В Пражском договоре записано: Мюнхенское соглашение было навязано Чехословацкой Республике национал-социалистическим режимом «под угрозой применения силы». Обе стороны хотят покончить с пагубным прошлым. В обеих странах выросло новое поколение, и оно имеет «право на гарантированное мирное будущее». Таким образом, пресловутое соглашение объявлялось «…согласно данному договору недействительным применительно к их обоюдным отношениям». Это была компромиссная формула между «ех tunc» и «ех nunc». Чтобы добиться этого, исключительно толковому статс-секретарю Паулю Франку пришлось промучиться три года!

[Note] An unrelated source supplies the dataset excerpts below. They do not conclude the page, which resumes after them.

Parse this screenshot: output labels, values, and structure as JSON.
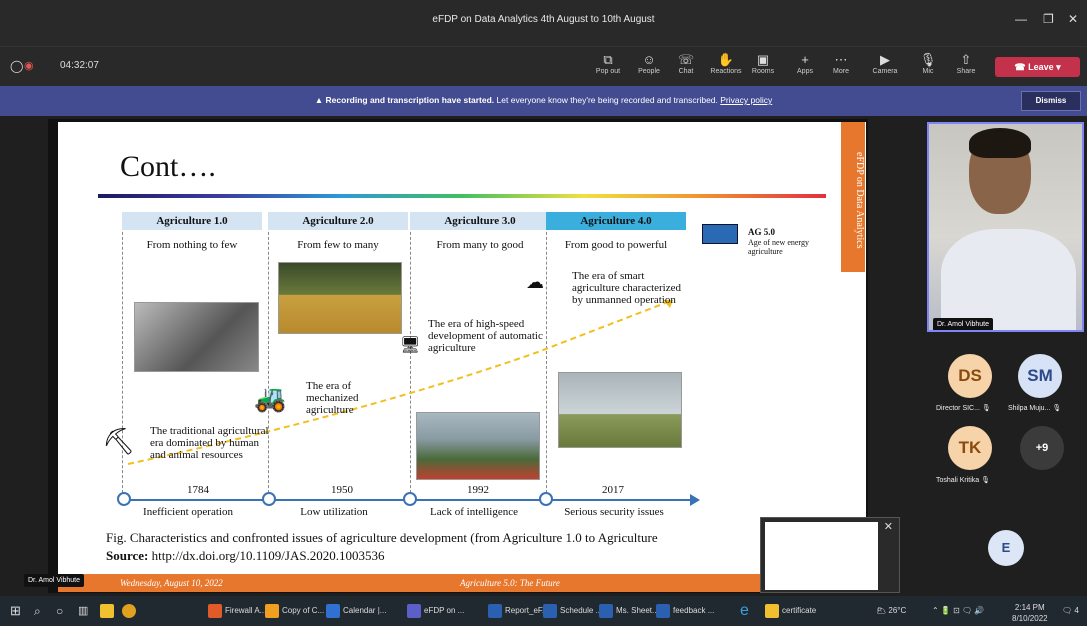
{
  "window": {
    "title": "eFDP on Data Analytics 4th August to 10th August"
  },
  "meeting": {
    "timer": "04:32:07",
    "toolbar": [
      {
        "icon": "pop-out-icon",
        "label": "Pop out"
      },
      {
        "icon": "people-icon",
        "label": "People"
      },
      {
        "icon": "chat-icon",
        "label": "Chat"
      },
      {
        "icon": "reactions-icon",
        "label": "Reactions"
      },
      {
        "icon": "rooms-icon",
        "label": "Rooms"
      },
      {
        "icon": "apps-icon",
        "label": "Apps"
      },
      {
        "icon": "more-icon",
        "label": "More"
      },
      {
        "icon": "camera-icon",
        "label": "Camera"
      },
      {
        "icon": "mic-icon",
        "label": "Mic"
      },
      {
        "icon": "share-icon",
        "label": "Share"
      }
    ],
    "leave_label": "Leave"
  },
  "banner": {
    "bold": "Recording and transcription have started.",
    "text": "Let everyone know they're being recorded and transcribed.",
    "link": "Privacy policy",
    "dismiss": "Dismiss"
  },
  "slide": {
    "title": "Cont….",
    "side_tab": "eFDP on Data Analytics",
    "columns": [
      {
        "header": "Agriculture 1.0",
        "sub": "From nothing to few",
        "year": "1784",
        "issue": "Inefficient operation"
      },
      {
        "header": "Agriculture 2.0",
        "sub": "From few to many",
        "year": "1950",
        "issue": "Low utilization"
      },
      {
        "header": "Agriculture 3.0",
        "sub": "From many to good",
        "year": "1992",
        "issue": "Lack of intelligence"
      },
      {
        "header": "Agriculture 4.0",
        "sub": "From good to powerful",
        "year": "2017",
        "issue": "Serious security issues"
      }
    ],
    "ag5_title": "AG 5.0",
    "ag5_desc": "Age of new energy agriculture",
    "eras": [
      "The traditional agricultural era dominated by human and animal resources",
      "The era of mechanized agriculture",
      "The era of high-speed development of automatic agriculture",
      "The era of smart agriculture characterized by unmanned operation"
    ],
    "fig_caption": "Fig. Characteristics and confronted issues of agriculture development (from Agriculture 1.0 to Agriculture",
    "source_label": "Source:",
    "source_url": "http://dx.doi.org/10.1109/JAS.2020.1003536",
    "footer_date": "Wednesday, August 10, 2022",
    "footer_center": "Agriculture 5.0: The Future"
  },
  "presenter_label": "Dr. Amol Vibhute",
  "video": {
    "name": "Dr. Amol Vibhute"
  },
  "participants": [
    {
      "initials": "DS",
      "name": "Director SIC...",
      "bg": "#f6d3a9",
      "fg": "#8a4b0c"
    },
    {
      "initials": "SM",
      "name": "Shilpa Muju...",
      "bg": "#d8e2f6",
      "fg": "#2b4a8a"
    },
    {
      "initials": "TK",
      "name": "Toshali Kritika",
      "bg": "#f6d3a9",
      "fg": "#8a4b0c"
    },
    {
      "initials": "+9",
      "name": "",
      "bg": "#3b3b3b",
      "fg": "#ffffff"
    }
  ],
  "self_avatar": "E",
  "taskbar": {
    "items": [
      "Firewall A...",
      "Copy of C...",
      "Calendar |...",
      "eFDP on ...",
      "Report_eF...",
      "Schedule ...",
      "Ms. Sheet...",
      "feedback ...",
      "certificate"
    ],
    "temperature": "26°C",
    "time": "2:14 PM",
    "date": "8/10/2022",
    "notifications": "4"
  }
}
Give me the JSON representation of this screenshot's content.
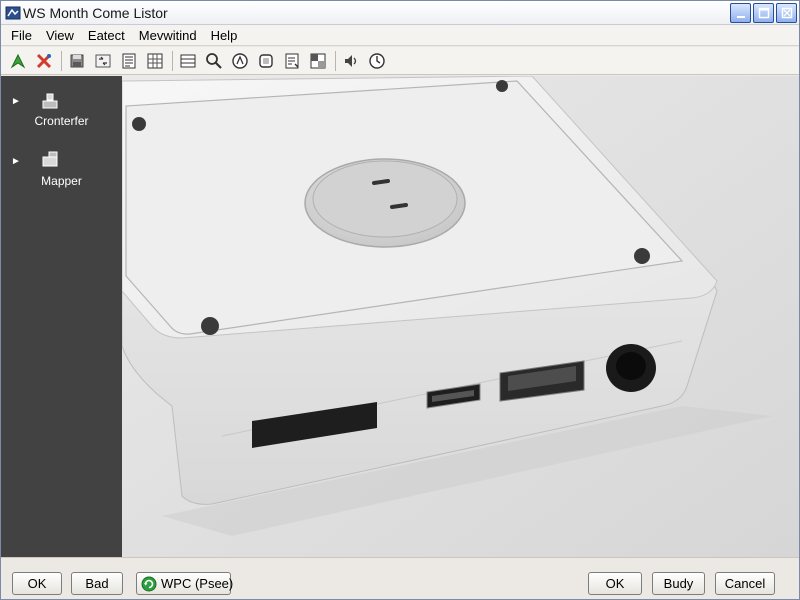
{
  "window": {
    "title": "WS Month Come Listor"
  },
  "menubar": {
    "items": [
      "File",
      "View",
      "Eatect",
      "Mevwitind",
      "Help"
    ]
  },
  "toolbar": {
    "buttons": [
      "forward-icon",
      "tools-icon",
      "disk-icon",
      "swap-icon",
      "document-icon",
      "grid-icon",
      "list-icon",
      "search-icon",
      "compass-icon",
      "layers-icon",
      "notes-icon",
      "window-icon",
      "speaker-icon",
      "clock-icon"
    ]
  },
  "sidebar": {
    "items": [
      {
        "label": "Cronterfer",
        "icon": "device-icon"
      },
      {
        "label": "Mapper",
        "icon": "folder-icon"
      }
    ]
  },
  "viewport": {
    "content": "rendered image of a white rectangular device with ports"
  },
  "bottombar": {
    "left_buttons": [
      "OK",
      "Bad",
      "WPC (Psee)"
    ],
    "right_buttons": [
      "OK",
      "Budy",
      "Cancel"
    ]
  },
  "colors": {
    "sidebar_bg": "#424242",
    "viewport_bg": "#e2e2e2",
    "window_bg": "#ece9e4",
    "device_body": "#f2f2f2"
  }
}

Договор не касался правовых последствий, наступивших осенью 1938 года и в мае 1945 года, за исключением тех мер, которые оба государства «в связи с их несовместимостью с основополагающими принципами справедливости» считали недействительными.

Дополнительные трудности возникли из-за мелочного спора по поводу положений об оказании юридической помощи Западному Берлину и его гражданам. Это еще больше затянуло заключение договора. Я не мог отделаться от впечатления, что в этой игре был замешан Ульбрихт со своей «дружиной».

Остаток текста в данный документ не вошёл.